Percy stared at him blankly. "Are you talking about the American civil war—?"
"World War II!" Grover groaned.
"Are you talking about World War II?" he asked. "Cuz that's the last time any children of Hades have been around—I mean, except for Bianca and Nico, but they don't count." Seamus stared before shaking his head.
"Whatever you say," he muttered. "So which one of your parents is magic?"
"Magic?" Percy exclaimed. "I'm not a son of Hecate! My dad's Poseidon!"
"But I thought you said—"
"He means half-blood as in demigod," Hermione turned to them. "Haven't you read the Percy Jackson and the Olympians series?"
"Huh?" the boys just stared at her obliviously. She huffed.
"And you!" she looked at Percy. "You shouldn't even be here."
"Finally, someone who agrees with me!" Grover shouted.
"I've heard," Percy said in a bored tone. "I should be at—"
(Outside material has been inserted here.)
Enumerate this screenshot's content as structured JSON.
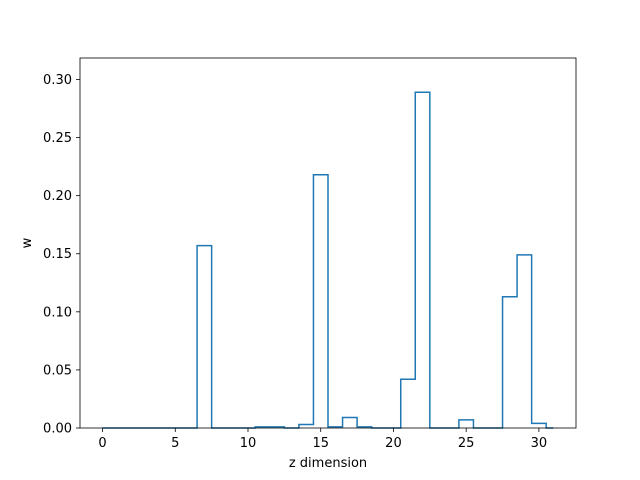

"You shouldn't even exist!"
"I know, I know, my dad broke the oath—"
"It's September 1, 1991. You're born on August 18, 1993!"
"You really shouldn't be here!" Harry said in awe.
"Besides, you aren't even a wizard!" she told him. At that, a dead silence filled the Hall.
"What d'you mean, he's not a wizard?" some unnamed Slytherin yelled. "Muggles can't see Hogwarts!"
"He's a demigod!" Hermione explained in exasperation. "He's half Greek god, half mortal, so of course he can see Hogwarts! Besides, if he hasn't even been born yet I hardly think the usual rules apply."
"Half Greek god? So who is it?" another student asked. Percy gave a heaving sigh, rolling his eyes.
"Poseidon!" he snapped. "Zeus's filthy underpants, how many times do I have to say it?" There was a crash of thunder. "Sorry Uncle!" he called to the ceiling. The doors banged open.
"JACKSON!" a girl yelled. She had spiky black hair, electric blue eyes, and wore punk clothing. "What the Hades are you doing here?"
"Thalia!" he grinned, running up and throwing his arms around her. "You're not a tree!"
"Of course I'm not a tree you idiot, the me of this time hasn't even made it to Half-Blood Hill yet!"
"So why are you here?" he asked as she shoved him off of her.
"Your father summoned me and told me to get you out of here, throw you in the Lethe, and return you to the proper time," she listed. His eyes widened.
"No! I don't wanna go!" he screamed.
"Yes! Yes he does!" Grover begged. "Please take him away from here. And give him a normal personality this time!" McGonagall stood up.
"There," she said, satisfied as the boy fell unconscious from the stunner.
"Thank you," Thalia said gratefully. "Now." She snapped her fingers, the sound resonating around the Hall as the Mist came to her command. "Perseus Jackson—"
"Percy," Grover muttered.
"Otherwise known as Percy, doesn't exist, nor has he ever been to your school in England—"
"Scotland."
"Nor has he ever been to your school in Scotland."
Everyone's faces became unfocused and Thalia quickly left, muttering about how demigods and magic should never mix. A single boy stood up from the opposite end of the Gryffindor table.
"So I guess I shouldn't be here, either," Jason Grace mumbled, running his hand over his blond hair as he walked out of the Great Hall. "Stupid Mercury and his time traveling ideas."